Street-derived racecars have boosted brakes and the brake force is proportional to pedal travel about as much as pedal force. When you first try left-foot braking with a boosted system you’ll likely feel an abrupt brake application.
Balancing the Car
Unfortunately, things get complicated when shifting is involved. If you haven’t seen Walter Rorhl’s pedal dance in the Audi Quattros of the early 80s, then stop what you’re reading and YouTube “Walter Rohrl footwork.” You can see that he seamlessly jumps between left-foot and right-foot braking when shifting is required. This technique is well suited to rally driving where the objective is to intentionally induce a slide to help steer the car.

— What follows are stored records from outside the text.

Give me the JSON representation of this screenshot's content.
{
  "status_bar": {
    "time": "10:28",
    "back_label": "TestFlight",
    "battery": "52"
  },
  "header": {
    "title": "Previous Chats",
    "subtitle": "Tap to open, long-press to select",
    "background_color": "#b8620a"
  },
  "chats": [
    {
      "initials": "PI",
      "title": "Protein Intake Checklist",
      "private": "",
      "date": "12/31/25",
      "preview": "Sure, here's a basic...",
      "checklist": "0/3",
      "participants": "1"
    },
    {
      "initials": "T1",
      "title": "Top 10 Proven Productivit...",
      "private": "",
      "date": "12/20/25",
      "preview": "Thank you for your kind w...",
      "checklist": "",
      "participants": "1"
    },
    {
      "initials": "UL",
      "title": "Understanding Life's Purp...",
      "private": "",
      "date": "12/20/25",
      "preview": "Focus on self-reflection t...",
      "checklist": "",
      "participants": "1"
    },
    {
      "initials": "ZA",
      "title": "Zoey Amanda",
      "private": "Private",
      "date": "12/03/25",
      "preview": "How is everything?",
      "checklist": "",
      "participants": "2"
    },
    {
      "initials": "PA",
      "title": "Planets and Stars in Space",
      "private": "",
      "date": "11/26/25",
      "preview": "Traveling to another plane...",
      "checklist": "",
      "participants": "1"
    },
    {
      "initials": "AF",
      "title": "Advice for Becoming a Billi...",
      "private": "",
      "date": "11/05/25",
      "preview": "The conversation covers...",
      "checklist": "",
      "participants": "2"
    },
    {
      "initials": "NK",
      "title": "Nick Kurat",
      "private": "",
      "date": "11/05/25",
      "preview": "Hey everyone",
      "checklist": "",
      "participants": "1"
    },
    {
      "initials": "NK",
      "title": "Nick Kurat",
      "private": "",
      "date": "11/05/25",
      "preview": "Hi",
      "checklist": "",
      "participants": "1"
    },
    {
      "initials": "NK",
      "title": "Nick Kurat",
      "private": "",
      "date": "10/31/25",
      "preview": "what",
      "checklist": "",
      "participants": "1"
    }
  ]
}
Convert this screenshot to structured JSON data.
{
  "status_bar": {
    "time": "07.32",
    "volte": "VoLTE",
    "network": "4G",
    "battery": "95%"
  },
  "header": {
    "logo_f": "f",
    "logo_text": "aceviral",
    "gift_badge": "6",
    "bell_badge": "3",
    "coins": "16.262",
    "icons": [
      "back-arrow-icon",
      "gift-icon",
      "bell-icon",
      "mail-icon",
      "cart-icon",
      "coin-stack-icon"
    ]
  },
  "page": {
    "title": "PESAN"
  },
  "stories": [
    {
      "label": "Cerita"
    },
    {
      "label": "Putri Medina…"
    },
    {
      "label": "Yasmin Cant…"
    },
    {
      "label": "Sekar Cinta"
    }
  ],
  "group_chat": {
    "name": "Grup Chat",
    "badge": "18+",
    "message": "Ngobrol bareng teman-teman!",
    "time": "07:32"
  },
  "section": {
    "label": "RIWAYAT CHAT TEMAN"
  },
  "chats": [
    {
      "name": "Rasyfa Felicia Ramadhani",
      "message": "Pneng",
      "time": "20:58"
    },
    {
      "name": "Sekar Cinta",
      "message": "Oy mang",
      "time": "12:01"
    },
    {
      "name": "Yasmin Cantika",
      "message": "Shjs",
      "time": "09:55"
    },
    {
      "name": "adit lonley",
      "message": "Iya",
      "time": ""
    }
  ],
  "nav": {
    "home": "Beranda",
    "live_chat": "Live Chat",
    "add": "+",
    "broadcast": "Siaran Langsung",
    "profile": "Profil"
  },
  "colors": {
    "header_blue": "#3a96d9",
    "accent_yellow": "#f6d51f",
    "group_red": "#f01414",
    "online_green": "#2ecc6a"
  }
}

Switching between left-foot and right-foot braking in the braking zone on a road course is difficult and generally leads to extended braking distances and a potential lock-up or slide. Therefore, left-foot braking is best suited when clutch application is not required in the braking zone: a high-speed kink for example or a short braking zone. Remember that left foot braking allows us to better balance the car and reduce the transition from acceleration to braking and back to acceleration. If there’s a section of track where you typically lift, this is a great place to try left-foot braking. Keep the right foot down on the accelerator pedal and bleed off some speed with left-foot braking. Being more balanced on all four corners through the speed and direction transitions allows the car to maximize grip and carry more speed.
The safest place to develop left-foot sensitivity is at the track, but that comes at a premium. The alternative is to practice on the street in controlled conditions. You will feel like a new driver the first few times you try it, so make sure that there are few cars around. Better yet, find an abandoned parking lot. Practicing with an automatic-equipped car makes things easier, but learning with a manual can be equally if not more beneficial.
Get up to a reasonable speed between 25 and 45 mph and then practice light braking. Work on getting to a specific brake force quickly and maintain that force for at least a few seconds. Practice a gentle release. Work on building up your braking sensitivity with a range of speed and pedal force. Practice a variety of transitions of acceleration and braking. Also try braking and accelerating at the same time. Notice that there is no amount of accelerator that you can use that can’t be overcome with braking. However, be mindful that your brake boost can be used up if you don’t have some off-throttle moments to replenish the vacuum.
When you’re comfortable in a controlled environment, then practice on a daily basis in your commute. This is when you’ll really begin to develop the subconscious sensitivity for left-foot braking at race pace. After some practice, transitioning to a racecar will be easier. Be mindful that a rear-wheel drive car without ABS will be more prone to lock-up when using left-foot braking, so sometimes right-foot braking is the best option when maximum brake force is required.
Left-foot braking is a great tool in the driver’s toolbox, but it’s not a cure-all for every situation. Use it as track conditions warrant. When you really have a good grasp of the skill, you’ll be able to practice using it in various situations to determine whether it reduces your lap time.
A mechanical engineer and driving coach, Joshua Allan has worked in the design offices of Ferrari’s Formula 1 team and has been a vehicle development driver for Maserati in Italy. He is a five-time Performance Touring National Champion in a Mazda MX-5 with Robert Davis Racing. Send questions for future articles to email@example.com.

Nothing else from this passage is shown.